During the 1928-29 season at Ur, in the Great Death Pit of the Royal Cemetery excavated by the joint University Museum-British Museum expedition headed by C. Leonard Woolley, two spectacular musical instruments were discovered--a silver boat-shaped lyre and a magnificent gold and lapis Great Bull lyre. This book chronicles their history, conservation, and reconservation.
Although little was known about mid-third millennium Mesopotamian archaeology early last century, it was clear that the Sumerians had developed a vigorous trade in luxury goods, with an economy that necessitated a highly structured government whose leaders could command rich and elaborate graves that included a full panoply of musical instruments.
In meticulous detail, using both traditional and new X-ray and electronic imaging techniques, Maude de Schauensee examines and analyzes the construction of the two lyres held by the Museum while providing an economic, historical, and sociological context in which to better understand them. She examines the decorative motifs, consulting ancient texts, along with the materials and the techniques of the builders of these instruments. New information and new conservation descriptions are published here for the first time.

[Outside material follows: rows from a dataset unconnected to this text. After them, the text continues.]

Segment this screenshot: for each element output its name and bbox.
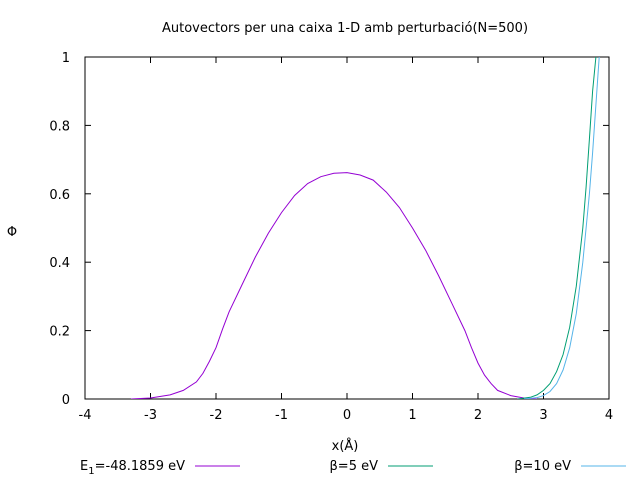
x-tick-label: 2 <box>474 408 482 423</box>
legend-label-text: β=5 eV <box>330 459 379 474</box>
y-tick-label: 0.4 <box>49 256 70 271</box>
chart-title: Autovectors per una caixa 1-D amb pertur… <box>162 21 528 36</box>
x-axis-label: x(Å) <box>332 438 359 454</box>
series-line-1 <box>130 172 538 399</box>
y-tick-label: 0.2 <box>49 325 70 340</box>
plot-frame <box>84 56 610 400</box>
x-tick-label: 4 <box>605 408 613 423</box>
legend-label-text: β=10 eV <box>514 459 571 474</box>
x-tick-label: -3 <box>144 408 157 423</box>
y-tick-label: 0 <box>62 393 70 408</box>
y-tick-label: 0.6 <box>49 188 70 203</box>
x-tick-label: 1 <box>408 408 416 423</box>
y-axis-ticks: 0 0.2 0.4 0.6 0.8 1 <box>49 51 609 408</box>
x-tick-label: -4 <box>79 408 92 423</box>
legend-label-text: =-48.1859 eV <box>95 459 185 474</box>
legend-label-1: E1=-48.1859 eV <box>80 459 185 477</box>
legend-label-subscript: 1 <box>88 466 94 477</box>
x-tick-label: 3 <box>539 408 547 423</box>
x-tick-label: -2 <box>210 408 223 423</box>
legend-label-base: E <box>80 459 88 474</box>
series-line-3 <box>523 57 600 399</box>
y-tick-label: 1 <box>62 51 70 66</box>
x-tick-label: 0 <box>343 408 351 423</box>
y-axis-label: Φ <box>7 225 17 240</box>
series-line-2 <box>517 57 597 399</box>
legend-label-2: β=5 eV <box>330 459 379 474</box>
legend-label-3: β=10 eV <box>514 459 571 474</box>
x-axis-ticks: -4 -3 -2 -1 0 1 2 3 4 <box>79 57 613 423</box>
x-tick-label: -1 <box>275 408 288 423</box>
y-tick-label: 0.8 <box>49 119 70 134</box>
series-layer <box>130 57 600 399</box>
legend: E1=-48.1859 eV β=5 eV β=10 eV <box>80 459 626 477</box>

Two conservators--Virginia Greene, the Museum's Senior Conservator, examined the gold lyre, and Tamsen Fuller, an objects conservator, the silver lyre--provide detailed descriptions of how they went about undoing the faulty initial work and restored the lyres as close to their original state as possible.
Musicologists, art historians, Near East scholars and archaeologists, and general readers will find this book's new analysis of the instruments of an ancient culture of significant interest.